Pardonnez-moi, messieurs, si, me laissant aller à mes sentimens, je me suis écarté, sans y penser, du principal sujet de ce Mémoire; mais vous l'auriez permis à l'un des membres de votre assemblée; et, lié bien autant que personne aux affaires publiques, j'ose attendre de vous la même indulgence. Je pourroist douter de votre faveur, que, venant à vous, je m'expliquerois encore avec confiance, parce qu'il n'y a dans mon cœur que sentimens de paix, de justice et d'amour véritable du bien public. Je vois d'ailleurs approcher de moi le moment où, séparé de l'administration, je n'aurai plus de rapport que par mes vœux avec le bonheur de la France; et me transportant déjà par la pensée dans ce période de la vie où l'âge et la retraite vous unissent en quelque manière à l'impartiale équité des temps à venir, je vous parle sans crainte comme sans espérance, et cette situation particulière peut

seule me rassurer contre les sentimens de timidité qui accompagnent nécessairement le respect dû à une si auguste assemblée, et le désir infini que j'aurai toujours de vous plaire.

MÉMOIRE adressé à l'assemblée nationale, le 25 juillet 1790, par le premier ministre des finances.

DÉFICIT DANS LES RESSOURCES DE 1790.

MESSIEURS, les affaires de finances, aussi long-temps que l'ordre public ne sera point rétabli, exigeront continuellement votre attention, car, jusqu'à cette heureuse et désirable époque, toutes les supputations seront soumises à des contrariétés imprévues.

Que si l'on joint à cette situation des choses, la lenteur inévitable de toutes les dispositions législatives d'une nombreuse assemblée, l'on sera moins surpris encore que de grandes difficultés se renouvellent ou se perpétuent.

Je vais appliquer ces réflexions générales à un objet particulier digne de toute votre

attention.

er

J'ai remis à l'assemblée nationale un aperçu formé le 1 mai dernier, des besoins et des ressources pendant les huit derniers mois de cette année.

Il résultoit de ce tableau, qu'au 31 décembre il devoit y avoir un excédant de onze millions.

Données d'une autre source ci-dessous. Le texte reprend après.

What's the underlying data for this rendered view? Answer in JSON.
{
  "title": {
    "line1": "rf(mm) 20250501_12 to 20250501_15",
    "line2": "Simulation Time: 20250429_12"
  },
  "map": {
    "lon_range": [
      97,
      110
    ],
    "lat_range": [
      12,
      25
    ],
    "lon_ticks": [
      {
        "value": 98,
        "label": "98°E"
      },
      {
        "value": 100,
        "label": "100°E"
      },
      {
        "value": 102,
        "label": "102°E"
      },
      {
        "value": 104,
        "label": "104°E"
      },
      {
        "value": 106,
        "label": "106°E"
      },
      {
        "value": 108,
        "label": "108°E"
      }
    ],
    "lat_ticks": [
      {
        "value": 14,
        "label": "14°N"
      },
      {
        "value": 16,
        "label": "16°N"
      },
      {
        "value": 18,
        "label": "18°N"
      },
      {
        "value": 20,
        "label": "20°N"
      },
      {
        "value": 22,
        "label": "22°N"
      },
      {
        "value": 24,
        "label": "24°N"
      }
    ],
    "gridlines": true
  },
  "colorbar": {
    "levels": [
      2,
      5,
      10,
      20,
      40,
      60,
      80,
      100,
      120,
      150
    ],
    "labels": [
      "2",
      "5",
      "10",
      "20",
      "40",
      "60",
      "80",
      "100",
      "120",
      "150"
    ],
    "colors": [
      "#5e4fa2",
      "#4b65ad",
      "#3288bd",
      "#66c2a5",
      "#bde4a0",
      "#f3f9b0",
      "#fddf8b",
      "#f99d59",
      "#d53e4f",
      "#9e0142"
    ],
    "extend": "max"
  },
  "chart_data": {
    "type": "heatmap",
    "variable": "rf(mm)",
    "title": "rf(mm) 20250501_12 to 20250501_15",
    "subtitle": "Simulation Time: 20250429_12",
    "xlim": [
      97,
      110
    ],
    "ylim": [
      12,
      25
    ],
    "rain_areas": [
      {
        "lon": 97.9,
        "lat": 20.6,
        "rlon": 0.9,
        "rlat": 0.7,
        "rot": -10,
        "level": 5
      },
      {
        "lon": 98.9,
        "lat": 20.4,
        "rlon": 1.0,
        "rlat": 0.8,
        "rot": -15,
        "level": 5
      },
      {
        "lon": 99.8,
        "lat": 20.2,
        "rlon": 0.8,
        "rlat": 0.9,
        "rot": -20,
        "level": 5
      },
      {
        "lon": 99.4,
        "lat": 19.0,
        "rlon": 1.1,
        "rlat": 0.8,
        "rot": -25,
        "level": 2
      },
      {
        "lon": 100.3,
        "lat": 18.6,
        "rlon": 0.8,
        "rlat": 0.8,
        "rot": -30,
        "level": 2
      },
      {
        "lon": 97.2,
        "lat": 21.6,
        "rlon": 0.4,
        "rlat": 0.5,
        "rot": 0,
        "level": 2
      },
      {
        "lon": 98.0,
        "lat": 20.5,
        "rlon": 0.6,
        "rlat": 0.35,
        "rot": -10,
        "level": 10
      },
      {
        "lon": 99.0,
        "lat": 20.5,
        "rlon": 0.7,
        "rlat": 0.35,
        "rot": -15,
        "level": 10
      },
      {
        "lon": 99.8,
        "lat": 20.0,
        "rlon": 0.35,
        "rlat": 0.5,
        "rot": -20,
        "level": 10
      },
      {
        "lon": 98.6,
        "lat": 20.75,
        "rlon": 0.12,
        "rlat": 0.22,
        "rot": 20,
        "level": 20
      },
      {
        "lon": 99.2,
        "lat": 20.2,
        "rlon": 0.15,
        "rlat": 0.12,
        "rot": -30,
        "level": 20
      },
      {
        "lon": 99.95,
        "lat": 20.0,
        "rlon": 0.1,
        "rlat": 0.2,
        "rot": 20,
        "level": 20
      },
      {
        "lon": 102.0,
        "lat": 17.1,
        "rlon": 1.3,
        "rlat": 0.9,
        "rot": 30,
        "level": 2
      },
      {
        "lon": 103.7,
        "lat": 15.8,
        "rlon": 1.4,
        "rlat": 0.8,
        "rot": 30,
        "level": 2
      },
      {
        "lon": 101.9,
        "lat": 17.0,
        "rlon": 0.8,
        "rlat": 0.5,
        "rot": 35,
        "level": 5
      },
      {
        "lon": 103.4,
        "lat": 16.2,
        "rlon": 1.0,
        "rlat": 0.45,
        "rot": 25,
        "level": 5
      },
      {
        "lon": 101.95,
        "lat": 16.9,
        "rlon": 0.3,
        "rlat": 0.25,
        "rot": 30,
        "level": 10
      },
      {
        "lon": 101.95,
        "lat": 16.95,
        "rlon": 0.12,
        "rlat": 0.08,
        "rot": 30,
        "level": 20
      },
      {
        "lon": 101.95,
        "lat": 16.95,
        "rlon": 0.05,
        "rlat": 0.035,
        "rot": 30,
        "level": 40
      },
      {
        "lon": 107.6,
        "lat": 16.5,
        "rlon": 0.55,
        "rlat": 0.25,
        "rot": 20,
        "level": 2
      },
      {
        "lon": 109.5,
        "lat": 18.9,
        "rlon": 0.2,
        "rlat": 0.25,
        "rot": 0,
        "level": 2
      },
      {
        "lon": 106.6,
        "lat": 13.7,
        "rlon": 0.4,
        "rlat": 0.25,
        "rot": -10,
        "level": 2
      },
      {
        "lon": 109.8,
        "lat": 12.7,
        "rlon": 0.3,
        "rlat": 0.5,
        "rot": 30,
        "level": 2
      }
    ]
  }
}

Je fis observer en même temps que cet excédant devait être considéré comme la simple représentation 'du fonds de caisse indispensable en tous les temps, et encore plus à une époque où la prudence exige de conserver soigneusement une somme quelconque en numéraire effectif, afin de se mettre en état de satisfaire aux nombreux payemens qui ne peuvent être exécutés qu'en espèces.

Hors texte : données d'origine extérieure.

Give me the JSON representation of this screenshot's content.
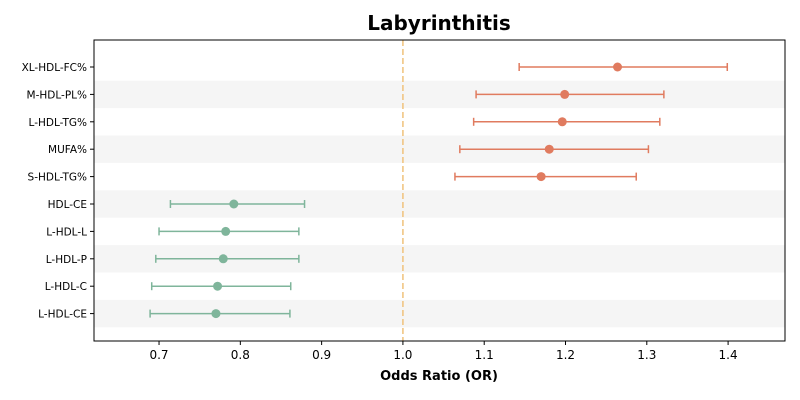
{
  "chart_data": {
    "type": "forest",
    "title": "Labyrinthitis",
    "xlabel": "Odds Ratio (OR)",
    "ylabel": "",
    "xlim": [
      0.62,
      1.47
    ],
    "xticks": [
      "0.7",
      "0.8",
      "0.9",
      "1.0",
      "1.1",
      "1.2",
      "1.3",
      "1.4"
    ],
    "reference_line": 1.0,
    "reference_color": "#f0c27b",
    "colors": {
      "risk": "#e07b5f",
      "protective": "#7fb59b",
      "band": "#f5f5f5"
    },
    "grid": false,
    "rows": [
      {
        "label": "XL-HDL-FC%",
        "or": 1.264,
        "lower": 1.143,
        "upper": 1.399,
        "group": "risk"
      },
      {
        "label": "M-HDL-PL%",
        "or": 1.199,
        "lower": 1.09,
        "upper": 1.321,
        "group": "risk"
      },
      {
        "label": "L-HDL-TG%",
        "or": 1.196,
        "lower": 1.087,
        "upper": 1.316,
        "group": "risk"
      },
      {
        "label": "MUFA%",
        "or": 1.18,
        "lower": 1.07,
        "upper": 1.302,
        "group": "risk"
      },
      {
        "label": "S-HDL-TG%",
        "or": 1.17,
        "lower": 1.064,
        "upper": 1.287,
        "group": "risk"
      },
      {
        "label": "HDL-CE",
        "or": 0.792,
        "lower": 0.714,
        "upper": 0.879,
        "group": "protective"
      },
      {
        "label": "L-HDL-L",
        "or": 0.782,
        "lower": 0.7,
        "upper": 0.872,
        "group": "protective"
      },
      {
        "label": "L-HDL-P",
        "or": 0.779,
        "lower": 0.696,
        "upper": 0.872,
        "group": "protective"
      },
      {
        "label": "L-HDL-C",
        "or": 0.772,
        "lower": 0.691,
        "upper": 0.862,
        "group": "protective"
      },
      {
        "label": "L-HDL-CE",
        "or": 0.77,
        "lower": 0.689,
        "upper": 0.861,
        "group": "protective"
      }
    ]
  }
}
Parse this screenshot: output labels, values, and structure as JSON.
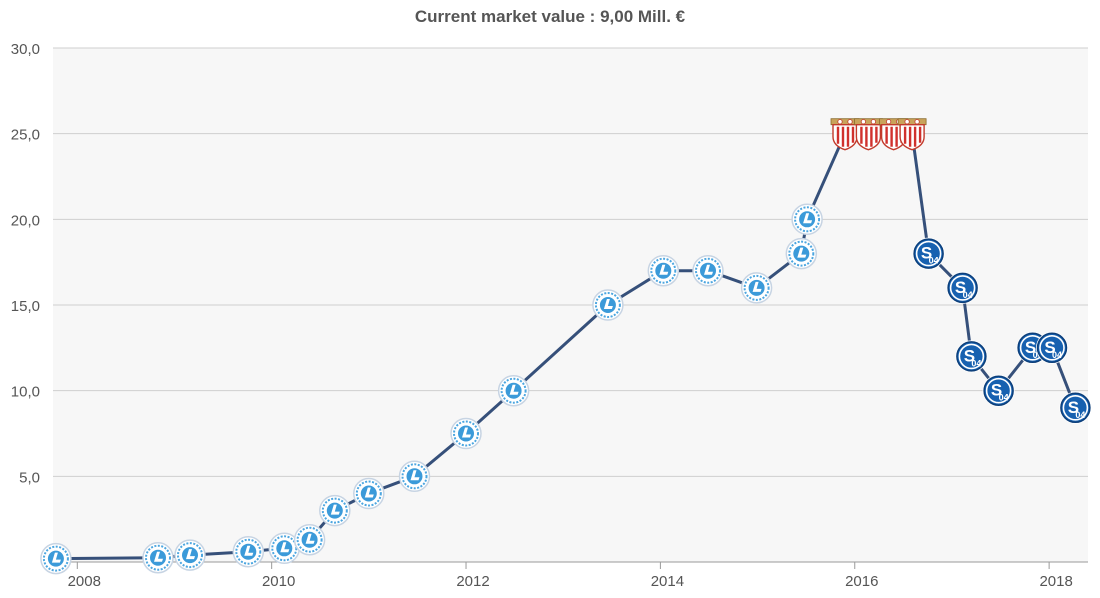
{
  "chart_data": {
    "type": "line",
    "title": "Current market value : 9,00 Mill. €",
    "xlabel": "",
    "ylabel": "",
    "x_ticks": [
      "2008",
      "2010",
      "2012",
      "2014",
      "2016",
      "2018"
    ],
    "y_ticks": [
      "5,0",
      "10,0",
      "15,0",
      "20,0",
      "25,0",
      "30,0"
    ],
    "xlim": [
      2007.75,
      2018.4
    ],
    "ylim": [
      0,
      30
    ],
    "grid": true,
    "legend": "none",
    "line_color": "#36507a",
    "series": [
      {
        "values": [
          {
            "x": 2007.78,
            "y": 0.2,
            "club": "dnipro"
          },
          {
            "x": 2008.83,
            "y": 0.25,
            "club": "dnipro"
          },
          {
            "x": 2009.16,
            "y": 0.4,
            "club": "dnipro"
          },
          {
            "x": 2009.76,
            "y": 0.6,
            "club": "dnipro"
          },
          {
            "x": 2010.13,
            "y": 0.8,
            "club": "dnipro"
          },
          {
            "x": 2010.39,
            "y": 1.3,
            "club": "dnipro"
          },
          {
            "x": 2010.65,
            "y": 3.0,
            "club": "dnipro"
          },
          {
            "x": 2011.0,
            "y": 4.0,
            "club": "dnipro"
          },
          {
            "x": 2011.47,
            "y": 5.0,
            "club": "dnipro"
          },
          {
            "x": 2012.0,
            "y": 7.5,
            "club": "dnipro"
          },
          {
            "x": 2012.49,
            "y": 10.0,
            "club": "dnipro"
          },
          {
            "x": 2013.46,
            "y": 15.0,
            "club": "dnipro"
          },
          {
            "x": 2014.03,
            "y": 17.0,
            "club": "dnipro"
          },
          {
            "x": 2014.49,
            "y": 17.0,
            "club": "dnipro"
          },
          {
            "x": 2014.99,
            "y": 16.0,
            "club": "dnipro"
          },
          {
            "x": 2015.45,
            "y": 18.0,
            "club": "dnipro"
          },
          {
            "x": 2015.51,
            "y": 20.0,
            "club": "dnipro"
          },
          {
            "x": 2015.9,
            "y": 25.0,
            "club": "sevilla"
          },
          {
            "x": 2016.14,
            "y": 25.0,
            "club": "sevilla"
          },
          {
            "x": 2016.4,
            "y": 25.0,
            "club": "sevilla"
          },
          {
            "x": 2016.59,
            "y": 25.0,
            "club": "sevilla"
          },
          {
            "x": 2016.76,
            "y": 18.0,
            "club": "schalke"
          },
          {
            "x": 2017.11,
            "y": 16.0,
            "club": "schalke"
          },
          {
            "x": 2017.2,
            "y": 12.0,
            "club": "schalke"
          },
          {
            "x": 2017.48,
            "y": 10.0,
            "club": "schalke"
          },
          {
            "x": 2017.83,
            "y": 12.5,
            "club": "schalke"
          },
          {
            "x": 2018.03,
            "y": 12.5,
            "club": "schalke"
          },
          {
            "x": 2018.27,
            "y": 9.0,
            "club": "schalke"
          }
        ]
      }
    ]
  }
}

Le tableau des huit derniers mois de l'année n'offroit donc en aperçu que le niveau entre les ressources et les besoins.

Je dois aujourd'hui vous entretenir, messieurs, des circonstances qui, selon toutes les probabilités, apporteront un changement à ces spéculations; elles vous sont la plupart connues; mais je crois important, je crois nécessaire de les rassembler sous vos yeux.

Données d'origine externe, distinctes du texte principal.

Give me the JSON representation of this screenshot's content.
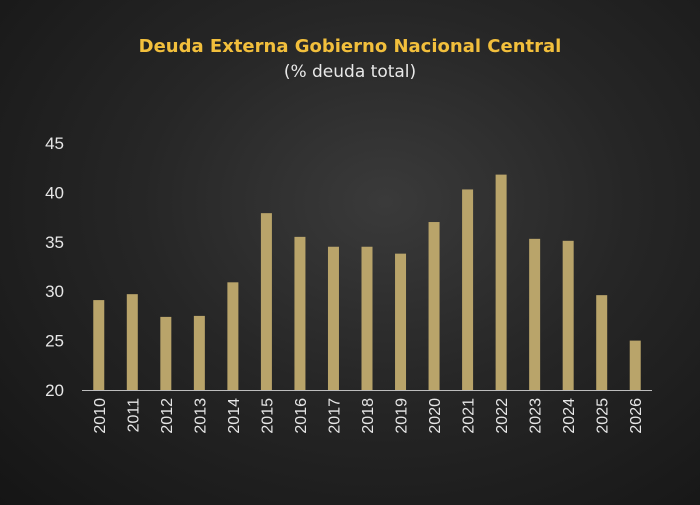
{
  "chart_data": {
    "type": "bar",
    "title": "Deuda Externa Gobierno Nacional Central",
    "subtitle": "(% deuda total)",
    "categories": [
      "2010",
      "2011",
      "2012",
      "2013",
      "2014",
      "2015",
      "2016",
      "2017",
      "2018",
      "2019",
      "2020",
      "2021",
      "2022",
      "2023",
      "2024",
      "2025",
      "2026"
    ],
    "values": [
      29.1,
      29.7,
      27.4,
      27.5,
      30.9,
      37.9,
      35.5,
      34.5,
      34.5,
      33.8,
      37.0,
      40.3,
      41.8,
      35.3,
      35.1,
      29.6,
      25.0
    ],
    "yticks": [
      "20",
      "25",
      "30",
      "35",
      "40",
      "45"
    ],
    "ylim": [
      20,
      45
    ],
    "xlabel": "",
    "ylabel": "",
    "grid": false,
    "colors": {
      "bar": "#b9a46a",
      "title": "#f2bf3c",
      "text": "#e6e6e6",
      "axis": "#bdbdbd"
    }
  }
}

1o. On a vu dans l'aperçu du 1 mai, que l'on comptoit avec vraisemblance sur la rentrée, pendant les huit derniers mois de l'année, des quatre millions en arrière sur les impositions directes; mais le trésor public, loin d'être encore rempli de cet objet, a éprouvé un nouveau déficit de deux millions quatre cent cinquante mille livres, par l'impossibilité où se sont trouvés quelques receveurs

généraux de satisfaire aux engagemens qu'ils avoient pris à terme fixe, selon l'usage constant pour les impositions directes.

Voilà donc un vide en ce moment de plus de six millions, et l'on peut craindre qu'il ne s'augmente, en voyant le retard prolongé de la confection des rôles des tailles dans un grand nombre de communautés.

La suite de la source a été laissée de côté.